I think we can merge this PR if we can determine that the iOS regression was introduced elsewhere; I'll run some more tests about that.
I think we need to add dep:libc to candle-core/Cargo.toml for the metal feature.
Rust std depends libc, so it's only when you're working with no_std targets that you would have to manually add the libc dependency (interesting situation where you both want no_std and libc, but it has probably happened plenty of times in the wild).
@TimmyOVO we haven't forgotten about you! :)

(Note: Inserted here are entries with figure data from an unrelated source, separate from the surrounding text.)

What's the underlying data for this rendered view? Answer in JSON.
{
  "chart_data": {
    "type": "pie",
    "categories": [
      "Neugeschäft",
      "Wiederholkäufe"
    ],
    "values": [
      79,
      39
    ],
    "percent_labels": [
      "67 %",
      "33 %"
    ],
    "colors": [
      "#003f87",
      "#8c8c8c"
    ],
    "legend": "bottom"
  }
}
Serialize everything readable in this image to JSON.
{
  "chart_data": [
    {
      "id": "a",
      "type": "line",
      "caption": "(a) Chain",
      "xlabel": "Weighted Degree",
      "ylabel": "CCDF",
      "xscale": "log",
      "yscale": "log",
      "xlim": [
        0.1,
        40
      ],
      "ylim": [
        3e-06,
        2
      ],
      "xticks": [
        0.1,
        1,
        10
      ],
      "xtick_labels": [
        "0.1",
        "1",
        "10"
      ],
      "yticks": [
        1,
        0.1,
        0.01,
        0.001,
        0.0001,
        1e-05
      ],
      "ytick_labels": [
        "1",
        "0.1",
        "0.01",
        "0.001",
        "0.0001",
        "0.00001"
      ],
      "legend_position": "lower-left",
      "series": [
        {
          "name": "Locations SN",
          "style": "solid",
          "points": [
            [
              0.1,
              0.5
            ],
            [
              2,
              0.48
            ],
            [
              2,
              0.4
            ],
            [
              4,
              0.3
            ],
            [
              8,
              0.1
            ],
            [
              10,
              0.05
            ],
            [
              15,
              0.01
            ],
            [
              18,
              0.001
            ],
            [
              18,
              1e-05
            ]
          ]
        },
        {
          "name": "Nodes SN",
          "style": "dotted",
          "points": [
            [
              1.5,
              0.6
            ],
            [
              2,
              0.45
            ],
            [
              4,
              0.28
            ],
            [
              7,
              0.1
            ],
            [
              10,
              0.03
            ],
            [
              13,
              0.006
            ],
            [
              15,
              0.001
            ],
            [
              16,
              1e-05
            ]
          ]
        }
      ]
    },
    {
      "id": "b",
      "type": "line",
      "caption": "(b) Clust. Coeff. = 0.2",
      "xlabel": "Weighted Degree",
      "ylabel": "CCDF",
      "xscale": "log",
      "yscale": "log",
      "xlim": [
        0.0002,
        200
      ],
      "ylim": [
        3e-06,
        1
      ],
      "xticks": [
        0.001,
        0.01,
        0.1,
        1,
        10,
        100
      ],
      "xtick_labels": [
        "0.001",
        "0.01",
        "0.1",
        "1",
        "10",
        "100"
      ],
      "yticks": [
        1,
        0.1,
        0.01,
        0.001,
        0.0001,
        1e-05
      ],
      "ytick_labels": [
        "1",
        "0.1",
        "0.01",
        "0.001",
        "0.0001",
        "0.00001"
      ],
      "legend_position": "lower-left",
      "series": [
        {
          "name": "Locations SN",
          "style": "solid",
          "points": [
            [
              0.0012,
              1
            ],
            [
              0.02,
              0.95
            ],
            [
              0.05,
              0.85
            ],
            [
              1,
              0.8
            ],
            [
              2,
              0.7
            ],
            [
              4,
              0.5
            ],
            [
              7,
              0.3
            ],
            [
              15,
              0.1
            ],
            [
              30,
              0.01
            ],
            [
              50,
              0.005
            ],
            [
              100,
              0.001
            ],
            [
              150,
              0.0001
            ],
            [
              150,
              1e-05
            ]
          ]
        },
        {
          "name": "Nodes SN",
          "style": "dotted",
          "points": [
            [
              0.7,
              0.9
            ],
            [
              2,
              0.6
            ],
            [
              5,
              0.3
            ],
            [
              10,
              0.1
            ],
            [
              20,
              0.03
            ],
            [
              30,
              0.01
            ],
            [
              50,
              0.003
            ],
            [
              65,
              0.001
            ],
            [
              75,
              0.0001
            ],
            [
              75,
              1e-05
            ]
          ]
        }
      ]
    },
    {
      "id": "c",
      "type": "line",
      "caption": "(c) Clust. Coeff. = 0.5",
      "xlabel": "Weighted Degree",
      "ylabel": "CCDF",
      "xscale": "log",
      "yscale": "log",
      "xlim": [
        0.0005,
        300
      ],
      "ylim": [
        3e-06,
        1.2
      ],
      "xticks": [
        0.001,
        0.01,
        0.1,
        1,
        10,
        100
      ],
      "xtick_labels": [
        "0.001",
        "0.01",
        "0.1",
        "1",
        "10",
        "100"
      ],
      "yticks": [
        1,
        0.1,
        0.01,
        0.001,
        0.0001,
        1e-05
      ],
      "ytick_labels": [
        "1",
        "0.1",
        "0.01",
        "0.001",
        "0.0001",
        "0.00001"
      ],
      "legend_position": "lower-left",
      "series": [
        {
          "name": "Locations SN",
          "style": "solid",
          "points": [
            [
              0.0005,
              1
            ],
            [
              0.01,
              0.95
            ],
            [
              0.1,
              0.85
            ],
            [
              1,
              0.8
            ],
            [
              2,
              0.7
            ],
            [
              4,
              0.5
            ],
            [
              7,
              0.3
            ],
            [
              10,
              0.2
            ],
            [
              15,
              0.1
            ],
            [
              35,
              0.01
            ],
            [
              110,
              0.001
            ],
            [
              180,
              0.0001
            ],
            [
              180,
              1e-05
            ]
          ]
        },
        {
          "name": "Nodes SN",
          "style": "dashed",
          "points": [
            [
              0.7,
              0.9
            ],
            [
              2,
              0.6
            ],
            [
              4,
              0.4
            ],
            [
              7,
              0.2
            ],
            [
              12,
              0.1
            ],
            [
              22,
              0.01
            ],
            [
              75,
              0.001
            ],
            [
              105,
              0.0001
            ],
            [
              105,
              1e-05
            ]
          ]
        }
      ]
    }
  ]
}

@pcuenca has been swamped recently so he hasn't had time to look into the issue he detected. Once he has time and we figure out the issue (if there is one) this will get merged asap
it's only when you're working with
no_stdtargets that you would have to manually add thelibcdependency
Also I this is a big fat lie. The actual answer is that all these changes are in candle-core which already has the libc dependency.